The Ins and Outs of Cremation: What To Know
Cremation is a popular choice among many people. Whether you’re thinking about cremation for yourself or a loved one, it’s important to know all the facts. What does cremation involve? How does it all work?
Saying goodbye to someone you love is never easy but when you know their wishes, it can make the burial process more peaceful for everyone. Take a look at this step-by-step guide on cremation.
1. Getting Authorization
Once your family member or friend has been officially identified and released to the crematorium, they will require you to sign paperwork to start the process. Each state has laws about who is allowed to make decisions on behalf of the deceased.
You will also be asked about the type of container you wish the ashes to be left in and confirm who will collect the remains.
2. Preparation of the Body
Unless you want your loved one to be viewed in an open casket beforehand, bodies that are cremated aren’t usually embalmed. Your loved one will be cleaned and dressed and any jewelry will be removed for family members to keep (unless requested otherwise).
Lastly, the body is put into a combustible vessel of your choice and moved into the cremation chamber.
3. The Cremation
The cremation takes place in a specially designed furnace, with temperatures of up to 1,800 degrees Fahrenheit. When the procedure is over, the furnace is left to cool before the ashes are collected. If your relative had any pieces of metal in their body, these will be taken out using a special magnet.
The remains are then processed and ground down until you have what will be transferred to your chosen stone or glass urn.

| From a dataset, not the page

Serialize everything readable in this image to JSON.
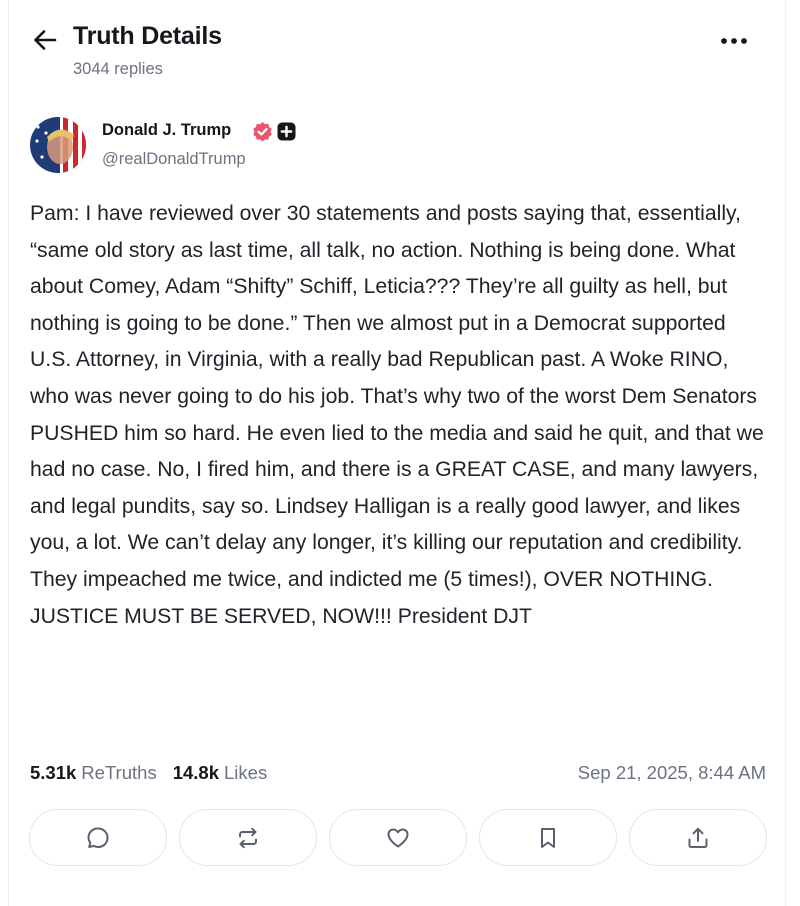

The whole process takes up to three hours. If you have more questions about this process you can learn about cremation by getting in touch with your local crematorium.
There are lots of benefits to cremation. The biggest one may be that you can tailor your cremation services to exactly the way your loved one would have wanted. You can hold a celebration of life service wherever you choose and scatter the ashes privately as a family.
Many religions are now becoming more accepting of cremation, so going against your religious beliefs isn’t something you need to worry about. If you’re unsure, it’s best to ask your leader in faith before going ahead.
Although cremation releases emissions into the atmosphere from the furnace, you’re saving the earth by digging one less burial site in a cemetery. In addition, the cremation cost is far less than the cost of a traditional burial.
Knowing All You Can About Cremation
We can never be sure when life will end but we can plan for after death. Knowing all you can about cremation will empower you to make the right choice, whether it’s for you or someone else. If you want to turn a funeral into something truly special, cremation could be your best option.